Argentina’s Worst Kept Secret
(The Big Mac Index – Part two)
Good luck ordering a Big Mac in Argentina. It is really hard to find it on the menu board, there is no picture anywhere, but you can order one – and you’ll notice that, compared to other items on the menu, it is cheap! A whopping 30% cheaper than other comparable items on the menu. Why you ask.
It appears that Argentina’s current government is notorious for demanding companies to fix certain prices to keep the official inflation rate down. The well-known Big Mac index published annually is a worldwide inflation indicator and an easy, fun way to analyze ‘purchasing power parity.’ When The Economist noticed a particularity in the price of Big Macs in Argentina, it raised some flags. Could there be some number fudging going on?
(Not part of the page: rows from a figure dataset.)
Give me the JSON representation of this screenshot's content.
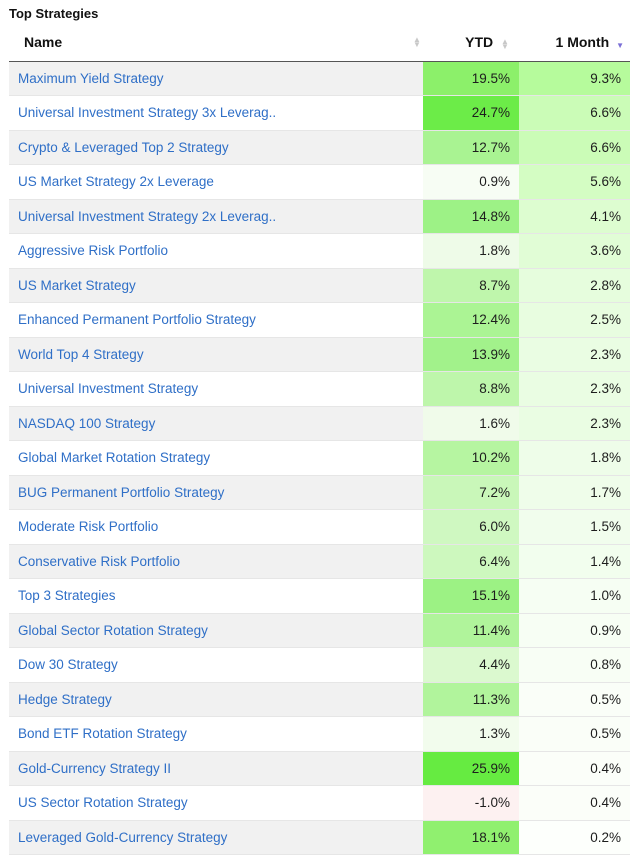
{
  "title": "Top Strategies",
  "columns": {
    "name": "Name",
    "ytd": "YTD",
    "month": "1 Month"
  },
  "rows": [
    {
      "name": "Maximum Yield Strategy",
      "ytd": "19.5%",
      "month": "9.3%",
      "ytd_bg": "#8cf06a",
      "month_bg": "#b6fb9c"
    },
    {
      "name": "Universal Investment Strategy 3x Leverag..",
      "ytd": "24.7%",
      "month": "6.6%",
      "ytd_bg": "#6cec48",
      "month_bg": "#cbfcb7"
    },
    {
      "name": "Crypto & Leveraged Top 2 Strategy",
      "ytd": "12.7%",
      "month": "6.6%",
      "ytd_bg": "#a9f392",
      "month_bg": "#cbfcb7"
    },
    {
      "name": "US Market Strategy 2x Leverage",
      "ytd": "0.9%",
      "month": "5.6%",
      "ytd_bg": "#f7fdf4",
      "month_bg": "#d4fdc3"
    },
    {
      "name": "Universal Investment Strategy 2x Leverag..",
      "ytd": "14.8%",
      "month": "4.1%",
      "ytd_bg": "#9df286",
      "month_bg": "#ddfdd0"
    },
    {
      "name": "Aggressive Risk Portfolio",
      "ytd": "1.8%",
      "month": "3.6%",
      "ytd_bg": "#eefbe8",
      "month_bg": "#e1fdd6"
    },
    {
      "name": "US Market Strategy",
      "ytd": "8.7%",
      "month": "2.8%",
      "ytd_bg": "#bff6ac",
      "month_bg": "#e6fddd"
    },
    {
      "name": "Enhanced Permanent Portfolio Strategy",
      "ytd": "12.4%",
      "month": "2.5%",
      "ytd_bg": "#abf494",
      "month_bg": "#e8fde0"
    },
    {
      "name": "World Top 4 Strategy",
      "ytd": "13.9%",
      "month": "2.3%",
      "ytd_bg": "#a2f28b",
      "month_bg": "#eafde3"
    },
    {
      "name": "Universal Investment Strategy",
      "ytd": "8.8%",
      "month": "2.3%",
      "ytd_bg": "#bef6ab",
      "month_bg": "#eafde3"
    },
    {
      "name": "NASDAQ 100 Strategy",
      "ytd": "1.6%",
      "month": "2.3%",
      "ytd_bg": "#f0fbea",
      "month_bg": "#eafde3"
    },
    {
      "name": "Global Market Rotation Strategy",
      "ytd": "10.2%",
      "month": "1.8%",
      "ytd_bg": "#b6f5a1",
      "month_bg": "#eefde9"
    },
    {
      "name": "BUG Permanent Portfolio Strategy",
      "ytd": "7.2%",
      "month": "1.7%",
      "ytd_bg": "#c9f7b9",
      "month_bg": "#effdea"
    },
    {
      "name": "Moderate Risk Portfolio",
      "ytd": "6.0%",
      "month": "1.5%",
      "ytd_bg": "#cff8c1",
      "month_bg": "#f1fded"
    },
    {
      "name": "Conservative Risk Portfolio",
      "ytd": "6.4%",
      "month": "1.4%",
      "ytd_bg": "#cdf8be",
      "month_bg": "#f2feee"
    },
    {
      "name": "Top 3 Strategies",
      "ytd": "15.1%",
      "month": "1.0%",
      "ytd_bg": "#9cf284",
      "month_bg": "#f6fef3"
    },
    {
      "name": "Global Sector Rotation Strategy",
      "ytd": "11.4%",
      "month": "0.9%",
      "ytd_bg": "#b0f49b",
      "month_bg": "#f7fef4"
    },
    {
      "name": "Dow 30 Strategy",
      "ytd": "4.4%",
      "month": "0.8%",
      "ytd_bg": "#dbf9cf",
      "month_bg": "#f8fef5"
    },
    {
      "name": "Hedge Strategy",
      "ytd": "11.3%",
      "month": "0.5%",
      "ytd_bg": "#b1f49c",
      "month_bg": "#fafef8"
    },
    {
      "name": "Bond ETF Rotation Strategy",
      "ytd": "1.3%",
      "month": "0.5%",
      "ytd_bg": "#f2fced",
      "month_bg": "#fafef8"
    },
    {
      "name": "Gold-Currency Strategy II",
      "ytd": "25.9%",
      "month": "0.4%",
      "ytd_bg": "#66eb41",
      "month_bg": "#fbfef9"
    },
    {
      "name": "US Sector Rotation Strategy",
      "ytd": "-1.0%",
      "month": "0.4%",
      "ytd_bg": "#fdf1f1",
      "month_bg": "#fbfef9"
    },
    {
      "name": "Leveraged Gold-Currency Strategy",
      "ytd": "18.1%",
      "month": "0.2%",
      "ytd_bg": "#90f06f",
      "month_bg": "#fdfffc"
    }
  ],
  "icons": {
    "sort_unsorted": "sort-both-icon",
    "sort_active": "sort-descending-icon"
  },
  "colors": {
    "link": "#2f6fc7",
    "sort_active": "#7b6fd6",
    "row_stripe": "#f1f1f1"
  }
}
Could burgernomics be predicting whether governments are understating inflation?
The Economist has called Argentina out in the past for manipulating the price of the Big Mac at all of their McDonald locations, however, the Argentine government has not commented on the Big Mac Index controversy. Further, the government insists that the inflation rate is considerably lower than financial experts report.
Recently, Argentina defaulted yet again on its debt. This last default marks the eighth time in history for default by this country. Interestingly, it just so happens that the source of this current default for Argentina is the previous default in 2001. Most of the creditors exchanged their defaulted debt for new securities in a restructuring plan that took place in 2005 and again in 2010. However, a few creditors insisted on payment in full plus interest. Most economists and financial analysts agree, defaulting was the worst decision the Argentine government could have made.
At least, in the end, the people of Argentina can still eat, and rather cheaply if they order the Big Mac!